The boom of BEC scams
This is actually nothing new. Rather, it is a new version of the CEO fraud, a scam that involves the attacker posing as the CEO or some high-up in the company. They then trick employees, who don’t have enough time to check whether the email is legit, into making bank transfers or providing confidential information about the company.
Likewise, the CEO fraud is a type of BEC scam (Business Email Compromise), but it is not unique: the tech support scam is another of the many varieties of cybercriminal activity that involve the attacker pretending to be someone with a certain level of authority in order to take advantage of the weakest link in the company’s cybersecurity: the employees themselves.
The consequences of a BEC attack
When a company falls victim to a BEC scam, it faces many possible consequences that can seriously affect both the company’s present and its future.
1.- Theft of information. If a cybercriminal achieves what they set out to do, they’ll be able to get hold of confidential information that is highly valuable to the company. And this information may affect not only the company itself, but also its users, customers, suppliers, and so on, something that could seriously affect its reputation.
2.- Economic losses. According to the FBI’s Internet Crime Report (IC3), in 2017, BEC scams caused losses of over €676 billion in the USA alone, making it cybercriminals’ most lucrative tool.
3.- Loss of innovation. At the same time, companies’ fear of this kind of scam can also have a slowing affect on the adoption of certain emerging technologies, both for the companies themselves and for users. This is one explanation for the fact that there still exists a certain level of reluctance to adopt online banking.
How to avoid BEC scams
Putting a stop to BEC scams should be a priority for any company. To do so, it is vital to have cybersecurity solutions that analyze exactly what is happening at all times on company networks and devices. This is exactly that Panda Adaptive Defense does. It is an advanced cybersecurity solution that automatically monitors all running processes in real time. This means that, if someone does manage to sneak onto the network, or to introduce malware into the system, it is able to detect and neutralize the threat before it can have any consequences. It therefore gets ahead of possible risks as soon as it detects any anomalous process or movement on the corporate network. What’s more, the managed Panda Adaptive Defense Threat Hunting service discovers new attack patters by automatically identifying anomalies in the behaviors of each user, process, and machine.
But this maintaining this level of vigilance shouldn’t be the sole charge of technological tools. Employees also need to play their part, especially if we consider that they often end up acting as a way in for cybercriminals who take advantage of their lack of cybersecurity training. This is why employee awareness needs to be increased, so that, at any given moment, they know how to activate a security protocol, rather than trusting the sender of any old email that they receive.

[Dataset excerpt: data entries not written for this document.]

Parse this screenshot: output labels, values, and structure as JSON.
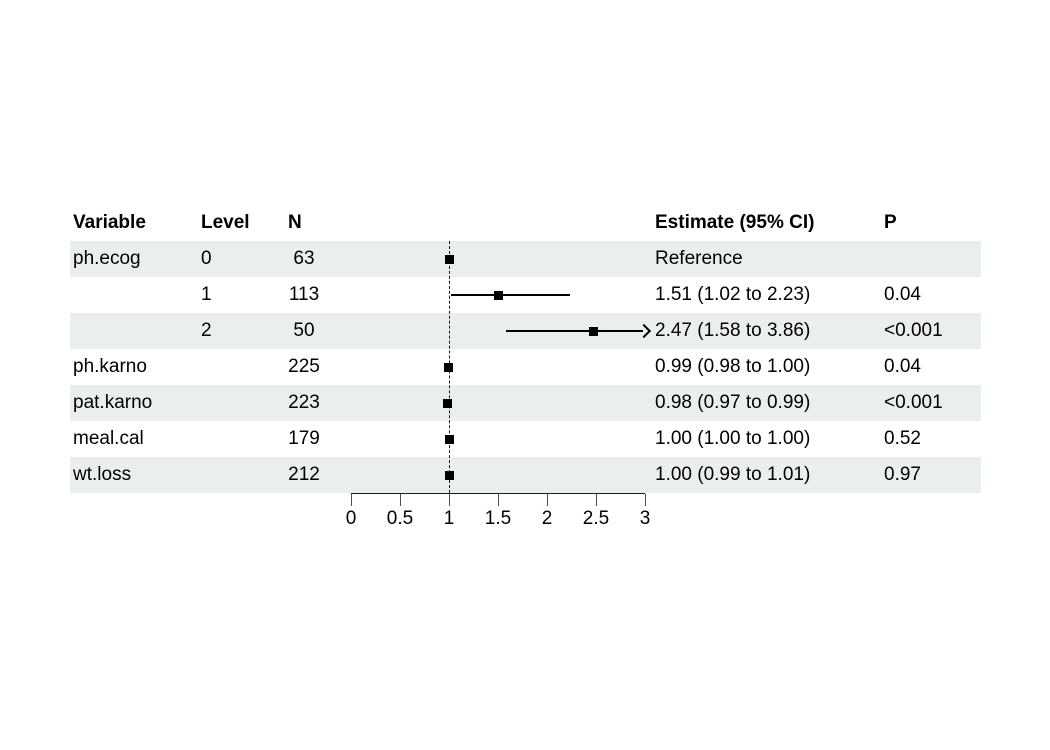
{
  "colors": {
    "band": "#eaeeec",
    "marker": "#000000",
    "axis": "#1a1a1a",
    "tick": "#4d4d4d",
    "text": "#000000",
    "background": "#ffffff"
  },
  "chart_data": {
    "type": "forest",
    "title": "",
    "columns": {
      "variable": "Variable",
      "level": "Level",
      "n": "N",
      "estimate": "Estimate (95% CI)",
      "p": "P"
    },
    "x_axis": {
      "range": [
        0,
        3
      ],
      "ticks": [
        0,
        0.5,
        1,
        1.5,
        2,
        2.5,
        3
      ],
      "tick_labels": [
        "0",
        "0.5",
        "1",
        "1.5",
        "2",
        "2.5",
        "3"
      ],
      "reference_line": 1
    },
    "rows": [
      {
        "variable": "ph.ecog",
        "level": "0",
        "n": "63",
        "estimate": 1.0,
        "ci_low": null,
        "ci_high": null,
        "estimate_label": "Reference",
        "p": "",
        "reference": true,
        "arrow": false
      },
      {
        "variable": "",
        "level": "1",
        "n": "113",
        "estimate": 1.51,
        "ci_low": 1.02,
        "ci_high": 2.23,
        "estimate_label": "1.51 (1.02 to 2.23)",
        "p": "0.04",
        "reference": false,
        "arrow": false
      },
      {
        "variable": "",
        "level": "2",
        "n": "50",
        "estimate": 2.47,
        "ci_low": 1.58,
        "ci_high": 3.86,
        "estimate_label": "2.47 (1.58 to 3.86)",
        "p": "<0.001",
        "reference": false,
        "arrow": true
      },
      {
        "variable": "ph.karno",
        "level": "",
        "n": "225",
        "estimate": 0.99,
        "ci_low": 0.98,
        "ci_high": 1.0,
        "estimate_label": "0.99 (0.98 to 1.00)",
        "p": "0.04",
        "reference": false,
        "arrow": false
      },
      {
        "variable": "pat.karno",
        "level": "",
        "n": "223",
        "estimate": 0.98,
        "ci_low": 0.97,
        "ci_high": 0.99,
        "estimate_label": "0.98 (0.97 to 0.99)",
        "p": "<0.001",
        "reference": false,
        "arrow": false
      },
      {
        "variable": "meal.cal",
        "level": "",
        "n": "179",
        "estimate": 1.0,
        "ci_low": 1.0,
        "ci_high": 1.0,
        "estimate_label": "1.00 (1.00 to 1.00)",
        "p": "0.52",
        "reference": false,
        "arrow": false
      },
      {
        "variable": "wt.loss",
        "level": "",
        "n": "212",
        "estimate": 1.0,
        "ci_low": 0.99,
        "ci_high": 1.01,
        "estimate_label": "1.00 (0.99 to 1.01)",
        "p": "0.97",
        "reference": false,
        "arrow": false
      }
    ]
  }
}
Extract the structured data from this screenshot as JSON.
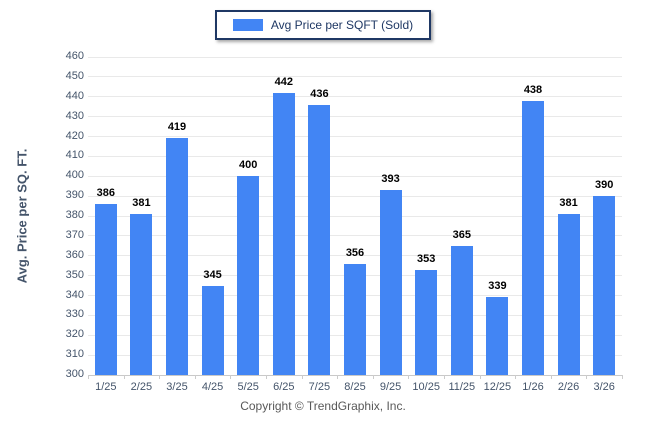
{
  "legend": {
    "label": "Avg Price per SQFT (Sold)"
  },
  "y_axis": {
    "title": "Avg. Price per SQ. FT."
  },
  "footer": {
    "copyright": "Copyright © TrendGraphix, Inc."
  },
  "colors": {
    "bar": "#4285f4",
    "legend_border": "#1f3864",
    "grid": "#e9e9e9",
    "axis_line": "#c9c9c9",
    "tick_text": "#44546a",
    "value_text": "#000000",
    "copyright_text": "#595959"
  },
  "chart_data": {
    "type": "bar",
    "title": "",
    "series_name": "Avg Price per SQFT (Sold)",
    "categories": [
      "1/25",
      "2/25",
      "3/25",
      "4/25",
      "5/25",
      "6/25",
      "7/25",
      "8/25",
      "9/25",
      "10/25",
      "11/25",
      "12/25",
      "1/26",
      "2/26",
      "3/26"
    ],
    "values": [
      386,
      381,
      419,
      345,
      400,
      442,
      436,
      356,
      393,
      353,
      365,
      339,
      438,
      381,
      390
    ],
    "xlabel": "",
    "ylabel": "Avg. Price per SQ. FT.",
    "ylim": [
      300,
      460
    ],
    "ytick_step": 10,
    "grid": true,
    "legend_position": "top-center",
    "bar_value_labels": true
  }
}
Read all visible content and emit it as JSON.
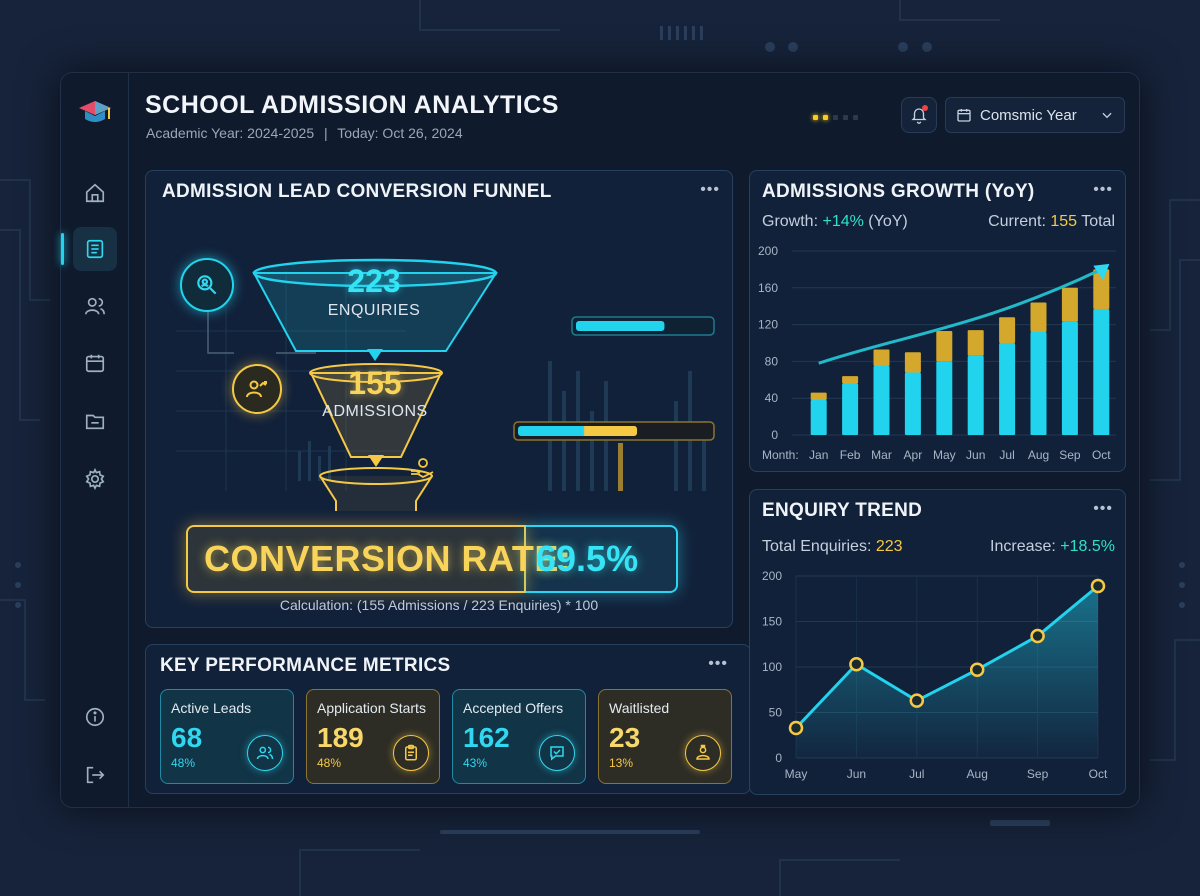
{
  "header": {
    "title": "SCHOOL ADMISSION ANALYTICS",
    "academic_year": "Academic Year: 2024-2025",
    "separator": "|",
    "today": "Today: Oct 26, 2024",
    "year_select": "Comsmic Year",
    "logo_icon": "graduation-cap-icon",
    "bell_icon": "bell-icon",
    "calendar_icon": "calendar-icon",
    "dropdown_icon": "chevron-down-icon"
  },
  "sidebar": {
    "items": [
      {
        "icon": "home-icon",
        "active": false
      },
      {
        "icon": "document-icon",
        "active": true
      },
      {
        "icon": "users-icon",
        "active": false
      },
      {
        "icon": "calendar-icon",
        "active": false
      },
      {
        "icon": "folder-icon",
        "active": false
      },
      {
        "icon": "gear-icon",
        "active": false
      }
    ],
    "bottom": [
      {
        "icon": "info-icon"
      },
      {
        "icon": "logout-icon"
      }
    ]
  },
  "funnel": {
    "title": "ADMISSION LEAD CONVERSION FUNNEL",
    "more": "•••",
    "stage1_value": "223",
    "stage1_label": "ENQUIRIES",
    "stage1_fill": 0.66,
    "stage2_value": "155",
    "stage2_label": "ADMISSIONS",
    "stage2_fill": 0.62,
    "conversion_label": "CONVERSION RATE:",
    "conversion_value": "69.5%",
    "calculation": "Calculation: (155 Admissions / 223 Enquiries) * 100",
    "colors": {
      "cyan": "#22d3ee",
      "gold": "#f6c945"
    }
  },
  "kpis": {
    "title": "KEY PERFORMANCE METRICS",
    "more": "•••",
    "items": [
      {
        "label": "Active Leads",
        "value": "68",
        "pct": "48%",
        "theme": "cyan",
        "icon": "users-icon"
      },
      {
        "label": "Application Starts",
        "value": "189",
        "pct": "48%",
        "theme": "gold",
        "icon": "clipboard-icon"
      },
      {
        "label": "Accepted Offers",
        "value": "162",
        "pct": "43%",
        "theme": "cyan",
        "icon": "chat-check-icon"
      },
      {
        "label": "Waitlisted",
        "value": "23",
        "pct": "13%",
        "theme": "gold",
        "icon": "person-lock-icon"
      }
    ]
  },
  "growth": {
    "title": "ADMISSIONS GROWTH (YoY)",
    "more": "•••",
    "growth_label": "Growth:",
    "growth_value": "+14%",
    "growth_suffix": "(YoY)",
    "current_label": "Current:",
    "current_value": "155",
    "current_suffix": "Total",
    "x_prefix": "Month:"
  },
  "enquiry": {
    "title": "ENQUIRY TREND",
    "more": "•••",
    "total_label": "Total Enquiries:",
    "total_value": "223",
    "increase_label": "Increase:",
    "increase_value": "+18.5%"
  },
  "chart_data": [
    {
      "type": "bar",
      "title": "ADMISSIONS GROWTH (YoY)",
      "categories": [
        "Jan",
        "Feb",
        "Mar",
        "Apr",
        "May",
        "Jun",
        "Jul",
        "Aug",
        "Sep",
        "Oct"
      ],
      "series": [
        {
          "values": [
            38,
            56,
            75,
            68,
            80,
            86,
            100,
            112,
            123,
            137
          ],
          "color": "#22d3ee"
        },
        {
          "values": [
            8,
            8,
            18,
            22,
            33,
            28,
            28,
            32,
            37,
            43
          ],
          "color": "#d4a82c"
        }
      ],
      "stacked": true,
      "ylim": [
        0,
        200
      ],
      "yticks": [
        0,
        40,
        80,
        120,
        160,
        200
      ],
      "trend_line": true,
      "grid": true
    },
    {
      "type": "area",
      "title": "ENQUIRY TREND",
      "categories": [
        "May",
        "Jun",
        "Jul",
        "Aug",
        "Sep",
        "Oct"
      ],
      "values": [
        33,
        103,
        63,
        97,
        134,
        189
      ],
      "ylim": [
        0,
        200
      ],
      "yticks": [
        0,
        50,
        100,
        150,
        200
      ],
      "grid": true,
      "color": "#22d3ee"
    }
  ]
}
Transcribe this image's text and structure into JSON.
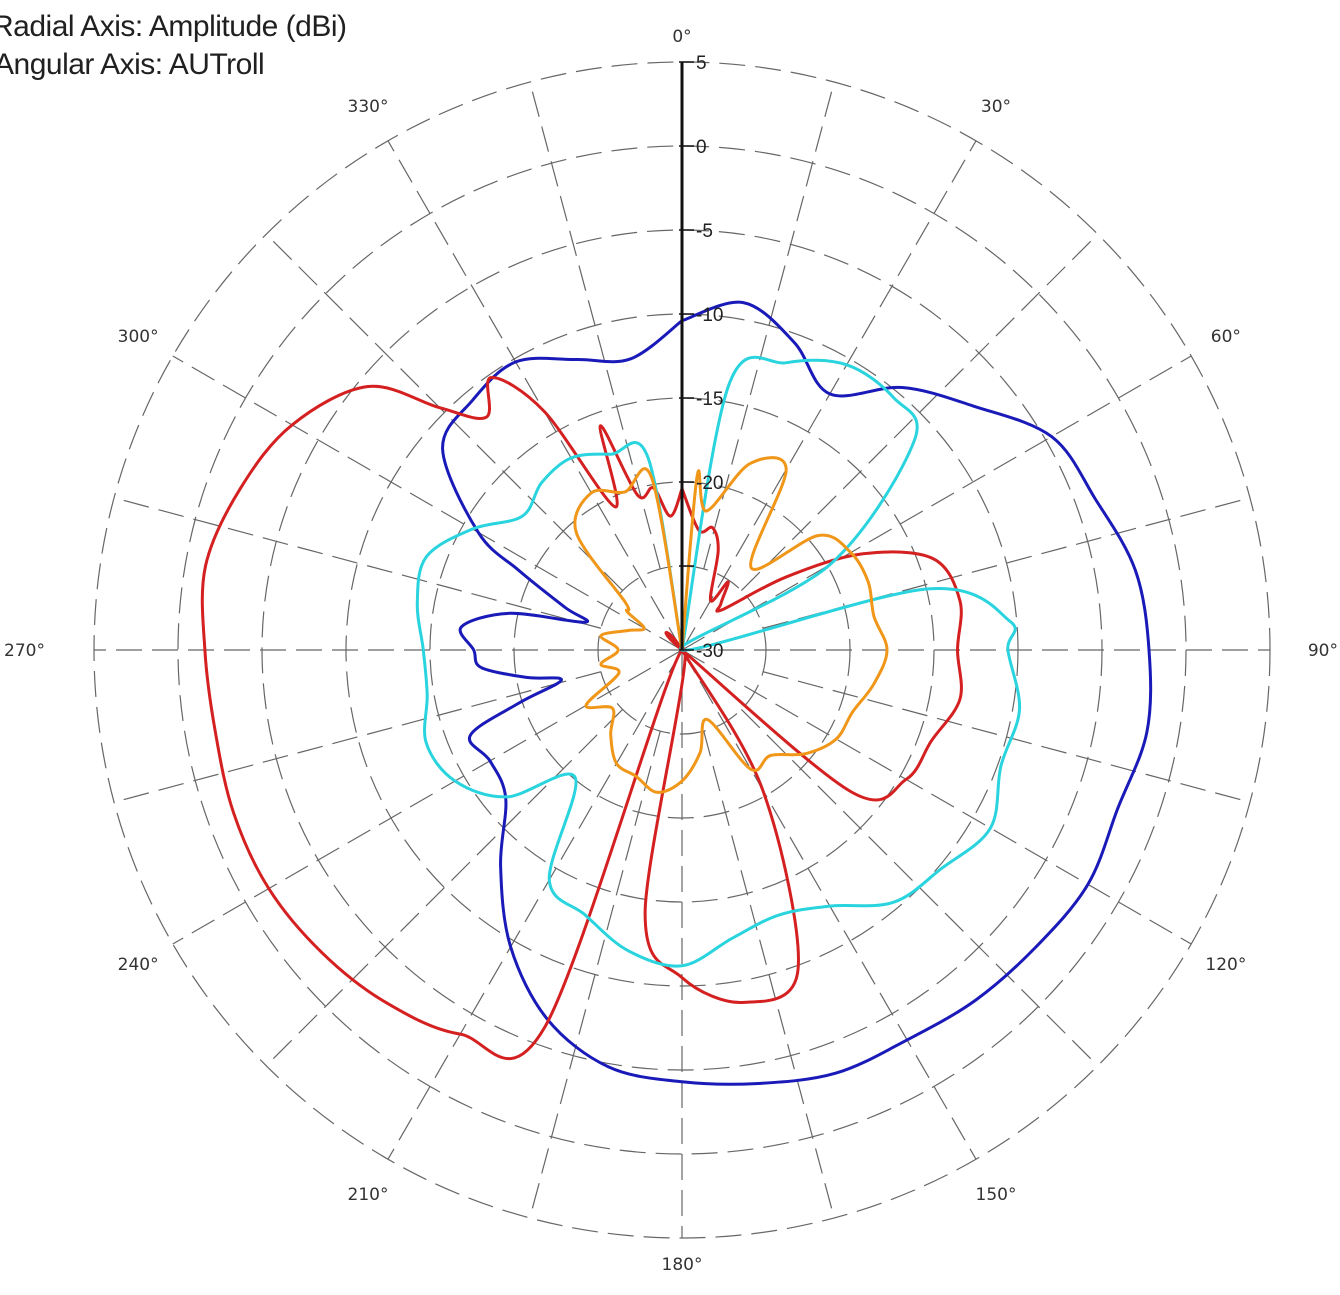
{
  "header": {
    "radial_axis": "Radial Axis: Amplitude (dBi)",
    "angular_axis": "Angular Axis: AUTroll"
  },
  "chart_data": {
    "type": "polar",
    "title": "",
    "radial_axis_label": "Radial Axis: Amplitude (dBi)",
    "angular_axis_label": "Angular Axis: AUTroll",
    "radial_range": [
      -30,
      5
    ],
    "radial_ticks": [
      5,
      0,
      -5,
      -10,
      -15,
      -20,
      -25,
      -30
    ],
    "radial_tick_labels": [
      "5",
      "0",
      "-5",
      "-10",
      "-15",
      "-20",
      "",
      "-30"
    ],
    "angular_ticks": [
      0,
      30,
      60,
      90,
      120,
      150,
      180,
      210,
      240,
      270,
      300,
      330
    ],
    "angular_tick_labels": [
      "0°",
      "30°",
      "60°",
      "90°",
      "120°",
      "150°",
      "180°",
      "210°",
      "240°",
      "270°",
      "300°",
      "330°"
    ],
    "angular_direction": "clockwise",
    "zero_location": "top",
    "grid": true,
    "grid_style": "dashed",
    "legend": "none",
    "series": [
      {
        "color": "#1a1ab8",
        "points": [
          [
            0,
            -10.4
          ],
          [
            10,
            -9.0
          ],
          [
            20,
            -10.5
          ],
          [
            30,
            -12.4
          ],
          [
            40,
            -9.6
          ],
          [
            50,
            -7.4
          ],
          [
            60,
            -4.6
          ],
          [
            70,
            -3.8
          ],
          [
            80,
            -2.6
          ],
          [
            90,
            -2.2
          ],
          [
            100,
            -1.9
          ],
          [
            110,
            -2.4
          ],
          [
            120,
            -2.1
          ],
          [
            130,
            -2.5
          ],
          [
            140,
            -2.8
          ],
          [
            150,
            -3.2
          ],
          [
            160,
            -3.2
          ],
          [
            170,
            -3.8
          ],
          [
            180,
            -4.3
          ],
          [
            190,
            -4.8
          ],
          [
            200,
            -6.6
          ],
          [
            210,
            -9.6
          ],
          [
            220,
            -13.2
          ],
          [
            230,
            -16.3
          ],
          [
            240,
            -16.8
          ],
          [
            248,
            -16.4
          ],
          [
            252,
            -19.8
          ],
          [
            256,
            -22.6
          ],
          [
            260,
            -20.6
          ],
          [
            265,
            -18.0
          ],
          [
            270,
            -17.6
          ],
          [
            276,
            -16.8
          ],
          [
            282,
            -19.5
          ],
          [
            286,
            -24.0
          ],
          [
            290,
            -22.6
          ],
          [
            296,
            -19.2
          ],
          [
            300,
            -16.0
          ],
          [
            310,
            -11.4
          ],
          [
            320,
            -10.6
          ],
          [
            330,
            -10.2
          ],
          [
            340,
            -11.6
          ],
          [
            350,
            -12.4
          ],
          [
            360,
            -10.4
          ]
        ]
      },
      {
        "color": "#d42020",
        "points": [
          [
            0,
            -20.4
          ],
          [
            8,
            -22.8
          ],
          [
            14,
            -22.5
          ],
          [
            20,
            -23.7
          ],
          [
            30,
            -26.6
          ],
          [
            34,
            -25.1
          ],
          [
            40,
            -26.4
          ],
          [
            45,
            -26.6
          ],
          [
            55,
            -22.4
          ],
          [
            62,
            -17.8
          ],
          [
            70,
            -14.1
          ],
          [
            80,
            -13.2
          ],
          [
            90,
            -13.6
          ],
          [
            100,
            -13.2
          ],
          [
            110,
            -14.2
          ],
          [
            120,
            -14.6
          ],
          [
            130,
            -16.9
          ],
          [
            135,
            -30.0
          ],
          [
            140,
            -30.0
          ],
          [
            150,
            -20.4
          ],
          [
            160,
            -9.8
          ],
          [
            170,
            -8.7
          ],
          [
            180,
            -10.5
          ],
          [
            188,
            -14.2
          ],
          [
            190,
            -30.0
          ],
          [
            200,
            -6.1
          ],
          [
            210,
            -3.6
          ],
          [
            220,
            -2.6
          ],
          [
            230,
            -2.0
          ],
          [
            240,
            -1.6
          ],
          [
            250,
            -1.6
          ],
          [
            260,
            -1.8
          ],
          [
            270,
            -1.6
          ],
          [
            280,
            -1.2
          ],
          [
            290,
            -2.0
          ],
          [
            300,
            -3.2
          ],
          [
            310,
            -5.6
          ],
          [
            315,
            -9.6
          ],
          [
            320,
            -11.9
          ],
          [
            325,
            -10.2
          ],
          [
            330,
            -13.6
          ],
          [
            335,
            -20.6
          ],
          [
            340,
            -15.8
          ],
          [
            344,
            -20.4
          ],
          [
            350,
            -20.2
          ],
          [
            355,
            -22.0
          ],
          [
            360,
            -20.4
          ]
        ]
      },
      {
        "color": "#2ad4de",
        "points": [
          [
            0,
            -30.0
          ],
          [
            10,
            -14.0
          ],
          [
            20,
            -11.8
          ],
          [
            30,
            -10.4
          ],
          [
            40,
            -10.4
          ],
          [
            48,
            -11.4
          ],
          [
            60,
            -19.8
          ],
          [
            70,
            -30.0
          ],
          [
            76,
            -15.0
          ],
          [
            85,
            -10.4
          ],
          [
            90,
            -10.6
          ],
          [
            100,
            -9.6
          ],
          [
            110,
            -9.8
          ],
          [
            120,
            -8.8
          ],
          [
            130,
            -9.8
          ],
          [
            140,
            -10.4
          ],
          [
            150,
            -12.4
          ],
          [
            160,
            -13.2
          ],
          [
            170,
            -12.6
          ],
          [
            180,
            -11.2
          ],
          [
            190,
            -11.8
          ],
          [
            200,
            -13.2
          ],
          [
            210,
            -14.2
          ],
          [
            220,
            -20.1
          ],
          [
            230,
            -16.4
          ],
          [
            240,
            -14.4
          ],
          [
            250,
            -13.8
          ],
          [
            260,
            -14.6
          ],
          [
            270,
            -14.6
          ],
          [
            280,
            -14.0
          ],
          [
            290,
            -13.8
          ],
          [
            300,
            -15.6
          ],
          [
            310,
            -17.6
          ],
          [
            320,
            -17.0
          ],
          [
            330,
            -16.8
          ],
          [
            340,
            -17.6
          ],
          [
            350,
            -18.4
          ],
          [
            360,
            -30.0
          ]
        ]
      },
      {
        "color": "#f09618",
        "points": [
          [
            0,
            -30.0
          ],
          [
            5,
            -19.6
          ],
          [
            10,
            -21.6
          ],
          [
            20,
            -18.2
          ],
          [
            30,
            -17.6
          ],
          [
            40,
            -23.6
          ],
          [
            50,
            -19.4
          ],
          [
            60,
            -18.4
          ],
          [
            70,
            -18.2
          ],
          [
            80,
            -18.4
          ],
          [
            90,
            -17.8
          ],
          [
            100,
            -18.4
          ],
          [
            110,
            -19.2
          ],
          [
            120,
            -19.4
          ],
          [
            130,
            -20.4
          ],
          [
            140,
            -21.8
          ],
          [
            150,
            -21.8
          ],
          [
            160,
            -25.6
          ],
          [
            170,
            -23.8
          ],
          [
            180,
            -22.2
          ],
          [
            190,
            -21.4
          ],
          [
            200,
            -22.0
          ],
          [
            210,
            -22.2
          ],
          [
            220,
            -23.4
          ],
          [
            230,
            -24.6
          ],
          [
            240,
            -23.4
          ],
          [
            250,
            -26.0
          ],
          [
            260,
            -25.1
          ],
          [
            270,
            -26.2
          ],
          [
            280,
            -25.1
          ],
          [
            290,
            -26.6
          ],
          [
            300,
            -27.4
          ],
          [
            305,
            -26.0
          ],
          [
            310,
            -25.6
          ],
          [
            318,
            -20.6
          ],
          [
            330,
            -19.2
          ],
          [
            340,
            -20.0
          ],
          [
            350,
            -19.6
          ],
          [
            360,
            -30.0
          ]
        ]
      }
    ]
  }
}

In any case, this will of course at times be a difficult task. This is why two-factor authentication is also necessary. This will stop the cybercriminal from accessing confidential information, even if they do manage to get their hands on an employee’s data.
Prevention should definitely not be a task that falls squarely on the shoulders of the cybersecurity department. It should be the responsibility of every area of the company. Only then, with all values aligned, cybersecurity solutions activated, and protocols established, will a company be able to stop BEC scams, and thus avoid the million euro losses that they can provoke.